I wanted to stop dancing when we made A Gun for Jennifer. The guy who I found to be an investor presented himself as a loan officer for a Japanese corporation. It turned out he was an accountant, and he was embezzling. He was taking money on the sly, investing it in this film of mine, and cars, but also these other weird businesses he had going on. When it all fell apart, and he got taken down, Todd and I had to go testify at the District Attorney’s office. It was crazy, and the dream of being able to live off film was put on hold.
I wanted to stop dancing. I was starting to get attention from different casting directors, and they wanted me to work in New York television. I only wanted to dance for a year or two, get some bills paid and put some money away. I ended up doing it for 10 years—ten freaking years—which was eight years too many.
Shadows and Dreams: What do you feel like you have learned about yourself during this incredible odyssey you just described?
Deborah Twiss: I am far more resilient than I ever expected I could be. Everything in life is about how you respond, and pivot, when obstacles come. No matter what those are, personal, professional, creative. That is creeping into my work more and more. I am trying to help.

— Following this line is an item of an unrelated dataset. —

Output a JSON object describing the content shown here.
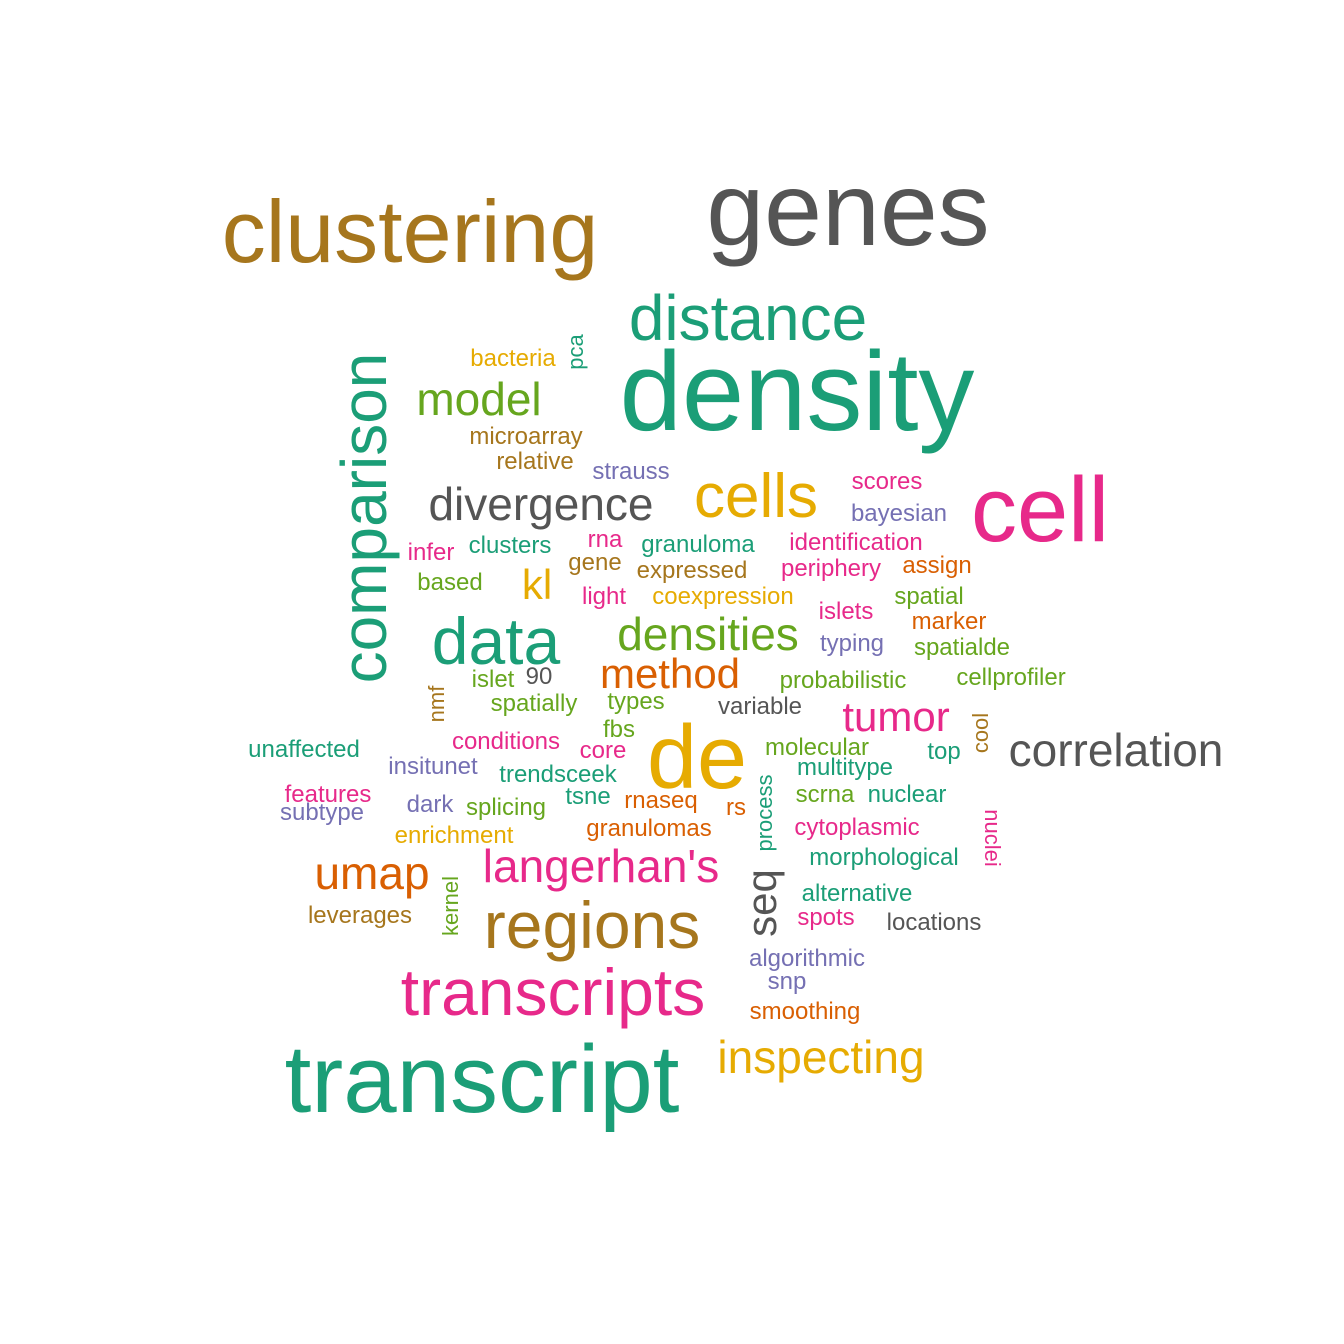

I want the world to realize there are bad people, and there are really bad situations. It’s all about how we respond, and who we become because of it. Every single movie, every show, is about that. It’s about a situation that comes into a character’s life, and changes the path. That is what we long for in stories, and I think to make us feel better about the things that come out of nowhere, and spin us in one direction or another.